Steglitzer Kreisel: Linke kritisiert Bürgermeisterin

Ursprünglich sollte der Umbau des Steglitzer Kreisels in diesem Jahr abgeschlossen werden.
Ursprünglich sollte der Umbau des Steglitzer Kreisels in diesem Jahr abgeschlossen werden.

Vom Prestigeprojekt zur Endlosbaustelle: Der Steglitzer Kreisel wirft viele Fragen auf.
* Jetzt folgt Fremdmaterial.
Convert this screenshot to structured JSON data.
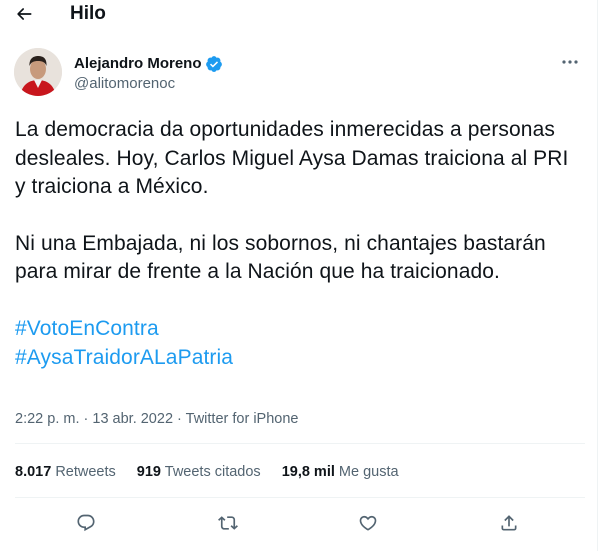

Die Linksfraktion fordert mehr Engagement vom Bezirksamt Steglitz-Zehlendorf.

In der Linksfraktion von Steglitz-Zehlendorf wächst die Sorge, dass der verzögerte Umbau des Steglitzer Kreisels mit einer Insolvenz des Investors endet. Die Fraktion beruft sich auf den mehrfachen Eigentümerwechsel, den mangelnden Baufortschritt und die „fehlende Transparenz des Bezirksamtes“, sagt Fraktionsgeschäftsführer Dennis Egginger-Gonzalez.
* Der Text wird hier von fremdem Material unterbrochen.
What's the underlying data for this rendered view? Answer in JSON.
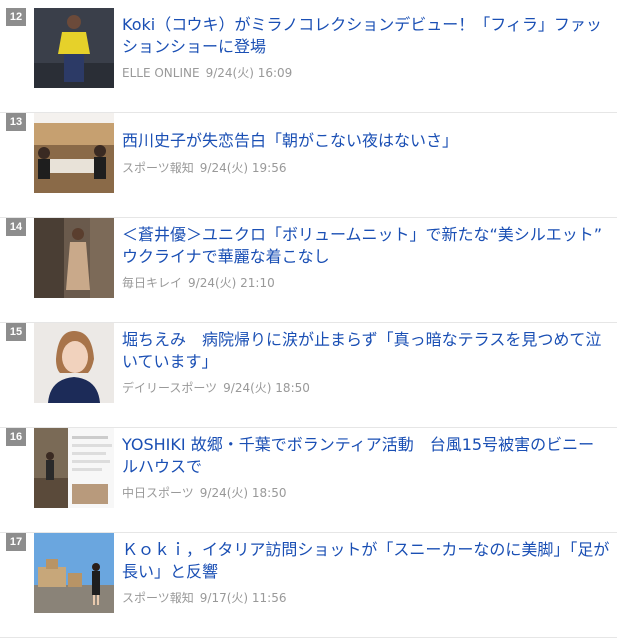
{
  "articles": [
    {
      "rank": "12",
      "title": "Koki（コウキ）がミラノコレクションデビュー！「フィラ」ファッションショーに登場",
      "source": "ELLE ONLINE",
      "time": "9/24(火) 16:09"
    },
    {
      "rank": "13",
      "title": "西川史子が失恋告白「朝がこない夜はないさ」",
      "source": "スポーツ報知",
      "time": "9/24(火) 19:56"
    },
    {
      "rank": "14",
      "title": "＜蒼井優＞ユニクロ「ボリュームニット」で新たな“美シルエット”　ウクライナで華麗な着こなし",
      "source": "毎日キレイ",
      "time": "9/24(火) 21:10"
    },
    {
      "rank": "15",
      "title": "堀ちえみ　病院帰りに涙が止まらず「真っ暗なテラスを見つめて泣いています」",
      "source": "デイリースポーツ",
      "time": "9/24(火) 18:50"
    },
    {
      "rank": "16",
      "title": "YOSHIKI 故郷・千葉でボランティア活動　台風15号被害のビニールハウスで",
      "source": "中日スポーツ",
      "time": "9/24(火) 18:50"
    },
    {
      "rank": "17",
      "title": "Ｋｏｋｉ，イタリア訪問ショットが「スニーカーなのに美脚」「足が長い」と反響",
      "source": "スポーツ報知",
      "time": "9/17(火) 11:56"
    }
  ]
}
„Ein Zeitpunkt der Fertigstellung kann belastbar nicht genannt werden“, heißt es aus dem Bezirksamt zum Stand der Arbeiten. Am Ende könnte die Mieter das Nachsehen haben, so die Befürchtung der Linken. Die Fraktion habe das Bezirksamt mehrfach aufgefordert, sich schützend vor die Anwohner im Kreisel zu stellen und deren Interessen zu vertreten.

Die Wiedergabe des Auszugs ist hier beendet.